Funding level: Up to £1,000

Description

Brenda Satterley rescued her first cat at the age of seven and for over forty years Brenda has given part of her home over to cats/kittens that are in need of loving homes. This is after abandonments, tragedies or a history of stray living. She runs a non-profit shelter which exists entirely because of volunteers, fundraising, donations of food, bedding, items for our charity shop, car boot sales, tombola’s and monetary donations.

During this time she has cared for the unwanted and unloved cats of the area, finding good homes for those which are adoptable, and keeps, for the rest of their nine lives, the old, injured and ugly. Thousands of abandoned and mistreated cats have been rehomed over the years.

Brenda was awarded the International Fund for Animal Welfare, Animal Action Award Lifetime Achievement Award in 2002. Readers of ‘The People’ newspaper nominated Brenda and she was asked to go to the House of Lords where she was presented with the Award by the IFAW.

More recently, Brenda was nominated for a Telegraph and Argus Community Star Award in the fundraising category, we were disappointed that she didn’t win this, however an announcement was made and she was awarded a specially created lifetime achievement award on 4th December 2013 at the Banqueting Suite, City Hall, Bradford.
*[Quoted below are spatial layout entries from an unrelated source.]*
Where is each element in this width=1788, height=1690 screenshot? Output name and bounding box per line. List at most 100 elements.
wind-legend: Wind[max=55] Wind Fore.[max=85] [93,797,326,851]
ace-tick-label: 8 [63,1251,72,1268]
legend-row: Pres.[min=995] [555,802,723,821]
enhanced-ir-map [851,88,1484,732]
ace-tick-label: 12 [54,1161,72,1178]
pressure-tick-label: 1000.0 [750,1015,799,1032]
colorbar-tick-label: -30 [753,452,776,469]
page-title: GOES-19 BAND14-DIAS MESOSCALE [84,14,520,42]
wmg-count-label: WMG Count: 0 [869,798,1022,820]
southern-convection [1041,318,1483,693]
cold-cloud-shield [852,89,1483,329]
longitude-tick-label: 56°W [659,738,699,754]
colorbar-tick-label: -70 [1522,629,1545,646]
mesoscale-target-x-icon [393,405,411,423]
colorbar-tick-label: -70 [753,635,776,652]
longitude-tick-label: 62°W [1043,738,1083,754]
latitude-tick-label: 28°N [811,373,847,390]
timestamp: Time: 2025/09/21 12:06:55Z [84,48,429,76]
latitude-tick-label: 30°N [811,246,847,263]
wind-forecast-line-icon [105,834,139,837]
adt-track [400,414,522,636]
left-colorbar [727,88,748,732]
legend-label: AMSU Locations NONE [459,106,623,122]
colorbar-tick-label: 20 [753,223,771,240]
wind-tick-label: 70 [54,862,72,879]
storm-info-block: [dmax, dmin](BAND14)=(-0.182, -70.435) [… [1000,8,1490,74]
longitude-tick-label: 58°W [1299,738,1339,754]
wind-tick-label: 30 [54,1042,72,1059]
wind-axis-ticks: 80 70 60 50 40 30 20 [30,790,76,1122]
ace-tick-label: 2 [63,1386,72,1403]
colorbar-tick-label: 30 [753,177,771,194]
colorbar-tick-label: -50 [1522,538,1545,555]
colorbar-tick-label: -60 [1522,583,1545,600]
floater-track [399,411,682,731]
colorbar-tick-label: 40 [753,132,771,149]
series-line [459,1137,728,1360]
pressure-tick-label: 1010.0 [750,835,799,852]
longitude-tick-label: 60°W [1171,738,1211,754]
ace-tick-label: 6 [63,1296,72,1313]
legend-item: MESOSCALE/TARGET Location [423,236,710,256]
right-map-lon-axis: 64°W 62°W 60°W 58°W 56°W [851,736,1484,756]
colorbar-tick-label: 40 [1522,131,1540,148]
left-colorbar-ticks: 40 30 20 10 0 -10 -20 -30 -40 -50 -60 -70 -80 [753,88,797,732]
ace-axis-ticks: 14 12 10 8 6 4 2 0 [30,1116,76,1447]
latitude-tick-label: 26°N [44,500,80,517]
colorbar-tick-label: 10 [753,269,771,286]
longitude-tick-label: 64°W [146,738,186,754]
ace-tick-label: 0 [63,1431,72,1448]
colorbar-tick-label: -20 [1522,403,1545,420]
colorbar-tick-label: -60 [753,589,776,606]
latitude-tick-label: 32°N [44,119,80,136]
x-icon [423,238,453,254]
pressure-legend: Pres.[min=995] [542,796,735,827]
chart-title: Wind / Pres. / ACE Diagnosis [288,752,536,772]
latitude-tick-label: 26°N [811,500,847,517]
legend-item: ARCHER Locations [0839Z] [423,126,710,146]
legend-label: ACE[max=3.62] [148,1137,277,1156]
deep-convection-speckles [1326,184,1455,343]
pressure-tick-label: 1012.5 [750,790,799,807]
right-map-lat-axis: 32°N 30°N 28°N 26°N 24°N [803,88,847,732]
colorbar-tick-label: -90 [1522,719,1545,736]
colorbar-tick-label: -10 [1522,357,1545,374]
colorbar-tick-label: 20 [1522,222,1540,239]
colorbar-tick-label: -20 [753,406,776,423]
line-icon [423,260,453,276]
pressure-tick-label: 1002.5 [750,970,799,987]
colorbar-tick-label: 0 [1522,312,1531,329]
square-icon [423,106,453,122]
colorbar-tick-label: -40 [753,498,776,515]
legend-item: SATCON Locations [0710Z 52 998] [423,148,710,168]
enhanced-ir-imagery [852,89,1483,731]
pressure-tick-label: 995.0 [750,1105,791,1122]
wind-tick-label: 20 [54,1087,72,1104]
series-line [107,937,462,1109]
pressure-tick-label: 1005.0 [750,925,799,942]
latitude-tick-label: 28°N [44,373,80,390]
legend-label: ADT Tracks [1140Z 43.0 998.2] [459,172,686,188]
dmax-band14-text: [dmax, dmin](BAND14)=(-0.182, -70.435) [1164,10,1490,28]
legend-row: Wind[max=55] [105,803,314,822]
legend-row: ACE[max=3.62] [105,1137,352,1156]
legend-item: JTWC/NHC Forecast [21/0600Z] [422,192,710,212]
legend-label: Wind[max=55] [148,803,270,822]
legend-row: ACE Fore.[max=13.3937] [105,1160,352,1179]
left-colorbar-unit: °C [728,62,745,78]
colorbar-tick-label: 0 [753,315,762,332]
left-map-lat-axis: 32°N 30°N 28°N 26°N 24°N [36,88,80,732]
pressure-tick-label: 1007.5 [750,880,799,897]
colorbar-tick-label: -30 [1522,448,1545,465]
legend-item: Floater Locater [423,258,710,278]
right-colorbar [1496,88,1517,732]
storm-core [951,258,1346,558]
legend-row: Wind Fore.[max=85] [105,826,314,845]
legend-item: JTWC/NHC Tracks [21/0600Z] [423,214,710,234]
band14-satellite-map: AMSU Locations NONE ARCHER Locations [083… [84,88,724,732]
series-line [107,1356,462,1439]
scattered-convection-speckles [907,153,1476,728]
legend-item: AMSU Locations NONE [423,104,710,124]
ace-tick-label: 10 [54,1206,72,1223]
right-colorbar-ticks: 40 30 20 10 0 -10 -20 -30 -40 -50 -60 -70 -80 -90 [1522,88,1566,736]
Both Brenda and her husband Peter were thrilled. Brenda received over 400 nominations, the most in any of the categories that night.

The numbers of cats brought to the Rescue have gone up significantly since the RSPCA closed in Bradford. Earlier this year the centre had to close its doors to new arrivals as it was overrun with unwanted cats and kittens. Bradford Cat Rescue tries its best to help but with caring for 200 animals, many of which are kept in foster homes, they reached breaking point and just could not take any more.

Yorkshire ranks second highest in the country for animal cruelty convictions and many animals reach the shelter in a bad condition. One evening, Brenda went out at around 11pm to take her dog for a walk and she found a box on her doorstep. When she looked in there were two tiny kittens, they were only new-born and both were cold. She looked around for the mother cat and left food but she never came so the kittens must have been left there on their own. Fortunately there was a nursing mother cat in the Rescue and she took the kittens.

Brenda relies on people’s generosity but it has been a struggle over the last couple of years. Local supermarkets do help by having food donation stations but not as much food is being left as it used to be, and financial gifts have reduced greatly since the credit crunch. Brenda and the team of supporters are very concerned as to what will happen if donations continue to dwindle. If the Rescue was to close, what would happen to all the abandoned and mistreated cats in Bradford?

Allerton Cat Rescue

Location: Bradford

I have been a supporter of Allerton Cat Rescue for over 20 years and have seen some awful sights in that time. The dedication that Brenda and the team give to this cause mean that just a few of the feline residents of Bradford and the surrounding area are given a second chance.